American singer (1939–2009)

Kenneth J. Diono, known professionally as Kenny Dino (July 12, 1939 - December 10, 2009) was an American singer born in Astoria, Queens, New York, United States.

Dino's family moved to Hicksville, Long Island in 1955, where he worked on a family farm. He joined the Navy in 1957, and while stationed in Iceland he came in runner-up in a talent show with his version of a song by Elvis Presley. He sang regularly on his tour of duty, and then put together an ensemble back in the States, which toured in Texas and Louisiana. He frequently played with Doug Sahm at the San Antonio Blues Club at this time.

He signed with Dot Records around 1960 after moving to New York City, but quickly lost the contract, and signed to Columbia not long after. Dino was offered a chance to duet with Paul Simon but turned it down, and later was offered the song "Suspicion" (an Elvis Presley song, which later became a big hit for Terry Stafford) but was denied the opportunity by his label. He recorded a number of demos for Elvis, including the song "Good Luck Charm".

His lone hit was "Your Ma Said You Cried in Your Sleep Last Night", a No. 24 U.S. Pop hit in 1961. The three back-up singers were Lois Green, Leslie Smith and Alan Eichler, who were all students at Syosset High School at the time. When all further releases yielded no commercial gain, Dino switched to acting and appeared in the film, Valley of the Dolls.

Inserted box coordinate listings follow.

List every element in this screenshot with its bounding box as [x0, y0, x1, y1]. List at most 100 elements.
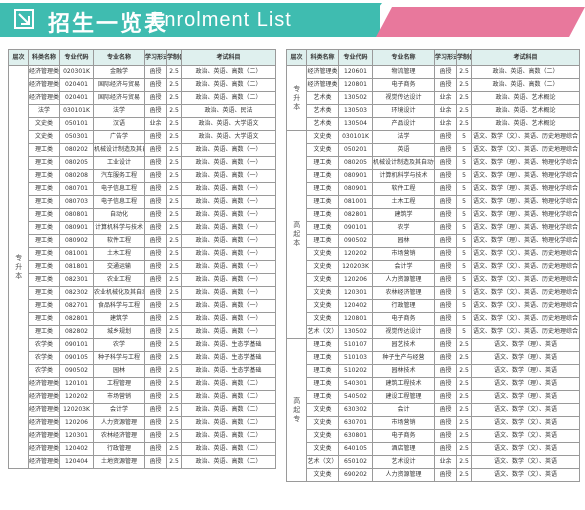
- major-cell: 建设工程管理: [372, 390, 435, 404]
- form-cell: 业余: [434, 91, 457, 105]
- years-cell: 2.5: [456, 65, 472, 79]
- category-cell: 文史类: [306, 286, 339, 300]
- years-cell: 2.5: [456, 416, 472, 430]
- code-cell: 120801: [338, 78, 373, 92]
- major-cell: 软件工程: [93, 234, 145, 248]
- major-cell: 行政管理: [93, 442, 145, 456]
- subjects-cell: 政治、英语、高数（二）: [181, 455, 276, 469]
- category-cell: 文史类: [306, 260, 339, 274]
- major-cell: 电子商务: [372, 312, 435, 326]
- subjects-cell: 政治、英语、高数（一）: [181, 299, 276, 313]
- code-cell: 080701: [59, 182, 94, 196]
- form-cell: 业余: [434, 117, 457, 131]
- form-cell: 函授: [434, 429, 457, 443]
- header-category: 科类名称: [28, 49, 60, 66]
- code-cell: 540502: [338, 390, 373, 404]
- major-cell: 艺术设计: [372, 455, 435, 469]
- subjects-cell: 语文、数学（理）、英语: [471, 338, 580, 352]
- form-cell: 函授: [434, 195, 457, 209]
- years-cell: 2.5: [166, 312, 182, 326]
- major-cell: 工程管理: [93, 377, 145, 391]
- major-cell: 电子信息工程: [93, 195, 145, 209]
- form-cell: 函授: [434, 338, 457, 352]
- major-cell: 电子商务: [372, 429, 435, 443]
- code-cell: 130504: [338, 117, 373, 131]
- code-cell: 020401: [59, 78, 94, 92]
- years-cell: 2.5: [166, 169, 182, 183]
- form-cell: 函授: [144, 78, 167, 92]
- code-cell: 082302: [59, 286, 94, 300]
- category-cell: 理工类: [306, 156, 339, 170]
- code-cell: 082802: [59, 325, 94, 339]
- subjects-cell: 语文、数学（文）、英语: [471, 403, 580, 417]
- code-cell: 630302: [338, 403, 373, 417]
- major-cell: 国际经济与贸易: [93, 78, 145, 92]
- category-cell: 理工类: [28, 195, 60, 209]
- major-cell: 电子信息工程: [93, 182, 145, 196]
- form-cell: 函授: [144, 403, 167, 417]
- major-cell: 市场营销: [372, 416, 435, 430]
- code-cell: 120206: [59, 416, 94, 430]
- category-cell: 理工类: [28, 143, 60, 157]
- category-cell: 理工类: [28, 260, 60, 274]
- code-cell: 082701: [59, 299, 94, 313]
- subjects-cell: 政治、英语、高数（一）: [181, 273, 276, 287]
- subjects-cell: 语文、数学（文）、英语: [471, 468, 580, 482]
- major-cell: 农业工程: [93, 273, 145, 287]
- subjects-cell: 政治、英语、艺术概论: [471, 104, 580, 118]
- years-cell: 5: [456, 221, 472, 235]
- code-cell: 630801: [338, 429, 373, 443]
- major-cell: 土木工程: [372, 195, 435, 209]
- major-cell: 人力资源管理: [372, 273, 435, 287]
- form-cell: 函授: [434, 403, 457, 417]
- code-cell: 120202: [59, 390, 94, 404]
- category-cell: 理工类: [28, 247, 60, 261]
- table-row: 文史类 120206 人力资源管理 函授 5 语文、数学（文）、英语、历史地理综合: [287, 273, 580, 287]
- subjects-cell: 政治、英语、高数（二）: [181, 403, 276, 417]
- banner-teal-band: [0, 3, 380, 37]
- subjects-cell: 政治、英语、高数（二）: [181, 442, 276, 456]
- form-cell: 业余: [434, 455, 457, 469]
- table-row: 高起本 文史类 030101K 法学 函授 5 语文、数学（文）、英语、历史地理综合: [286, 130, 580, 339]
- major-cell: 金融学: [93, 65, 145, 79]
- form-cell: 函授: [144, 156, 167, 170]
- years-cell: 2.5: [456, 442, 472, 456]
- subjects-cell: 政治、英语、高数（二）: [181, 416, 276, 430]
- table-row: 理工类 080902 软件工程 函授 2.5 政治、英语、高数（一）: [9, 234, 276, 248]
- major-cell: 园林: [93, 364, 145, 378]
- major-cell: 国际经济与贸易: [93, 91, 145, 105]
- category-cell: 经济管理类: [28, 442, 60, 456]
- code-cell: 090502: [338, 234, 373, 248]
- years-cell: 5: [456, 247, 472, 261]
- table-row: 理工类 540301 建筑工程技术 函授 2.5 语文、数学（理）、英语: [287, 377, 580, 391]
- form-cell: 函授: [144, 234, 167, 248]
- years-cell: 5: [456, 325, 472, 339]
- subjects-cell: 政治、英语、高数（一）: [181, 195, 276, 209]
- code-cell: 080902: [59, 234, 94, 248]
- major-cell: 农学: [93, 338, 145, 352]
- category-cell: 理工类: [28, 325, 60, 339]
- table-row: 理工类 081001 土木工程 函授 5 语文、数学（理）、英语、物理化学综合: [287, 195, 580, 209]
- category-cell: 文史类: [306, 429, 339, 443]
- subjects-cell: 语文、数学（文）、英语: [471, 455, 580, 469]
- form-cell: 函授: [144, 221, 167, 235]
- form-cell: 函授: [144, 338, 167, 352]
- table-row: 理工类 082701 食品科学与工程 函授 2.5 政治、英语、高数（一）: [9, 299, 276, 313]
- years-cell: 2.5: [166, 455, 182, 469]
- code-cell: 082801: [59, 312, 94, 326]
- years-cell: 2.5: [456, 338, 472, 352]
- category-cell: 经济管理类: [306, 78, 339, 92]
- table-row: 艺术类 130504 产品设计 业余 2.5 政治、英语、艺术概论: [287, 117, 580, 131]
- major-cell: 机械设计制造及其自动化: [93, 143, 145, 157]
- form-cell: 函授: [434, 416, 457, 430]
- form-cell: 函授: [144, 390, 167, 404]
- category-cell: 理工类: [28, 286, 60, 300]
- form-cell: 函授: [144, 312, 167, 326]
- years-cell: 2.5: [456, 455, 472, 469]
- subjects-cell: 语文、数学（文）、英语: [471, 429, 580, 443]
- years-cell: 2.5: [166, 156, 182, 170]
- code-cell: 080205: [59, 156, 94, 170]
- years-cell: 2.5: [166, 208, 182, 222]
- category-cell: 文史类: [306, 273, 339, 287]
- table-row: 理工类 082301 农业工程 函授 2.5 政治、英语、高数（一）: [9, 273, 276, 287]
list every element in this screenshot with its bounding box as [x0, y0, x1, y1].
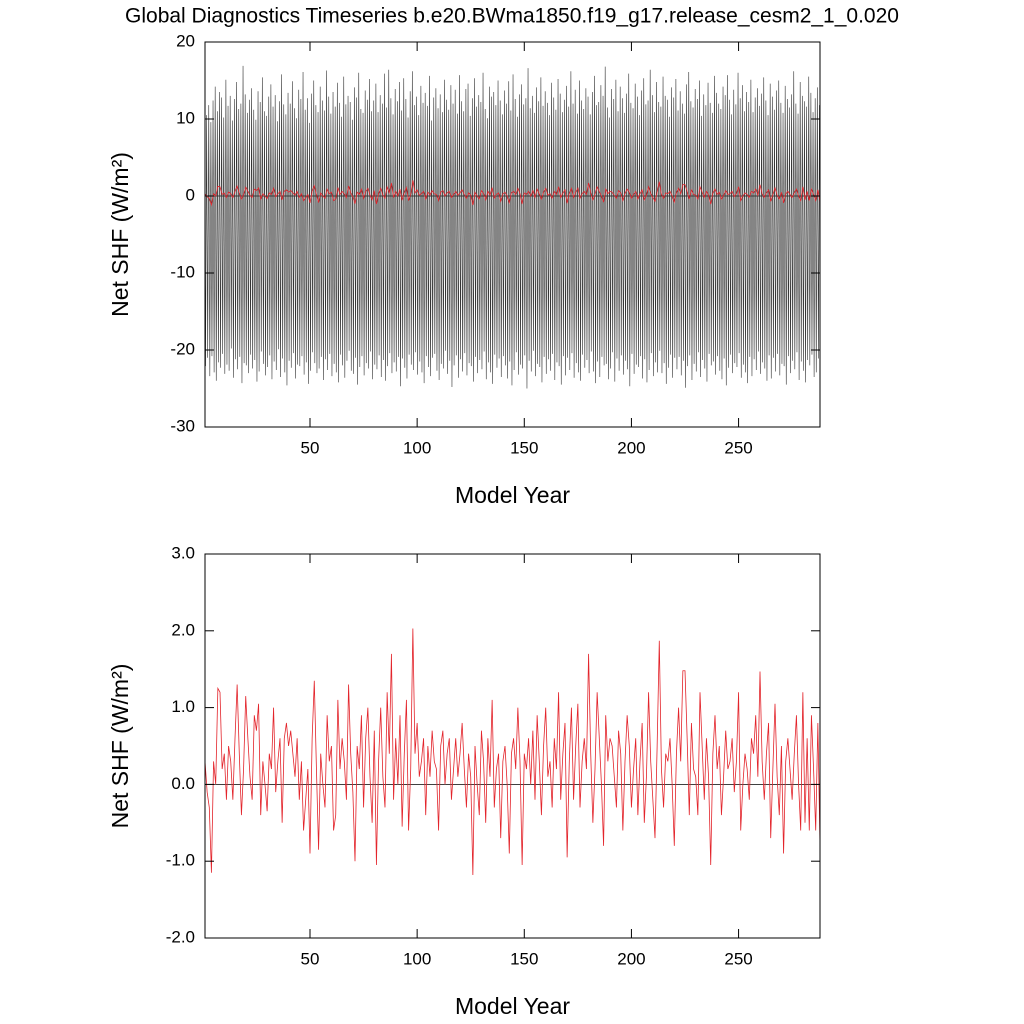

Robert Plant later covered this tune on his 1990 release, Manic Nirvana.

==Death==
On December 9, 2009, Kenny Dino had finished his second music gig of the day and was driving from Melbourne, Florida on Interstate 95 to his home in Cocoa, Florida. He pulled over to the side of the road where construction workers found him unconscious. They called the Florida Highway Patrol and paramedics, but Dino died from a heart attack in the early hours of December 10, 2009.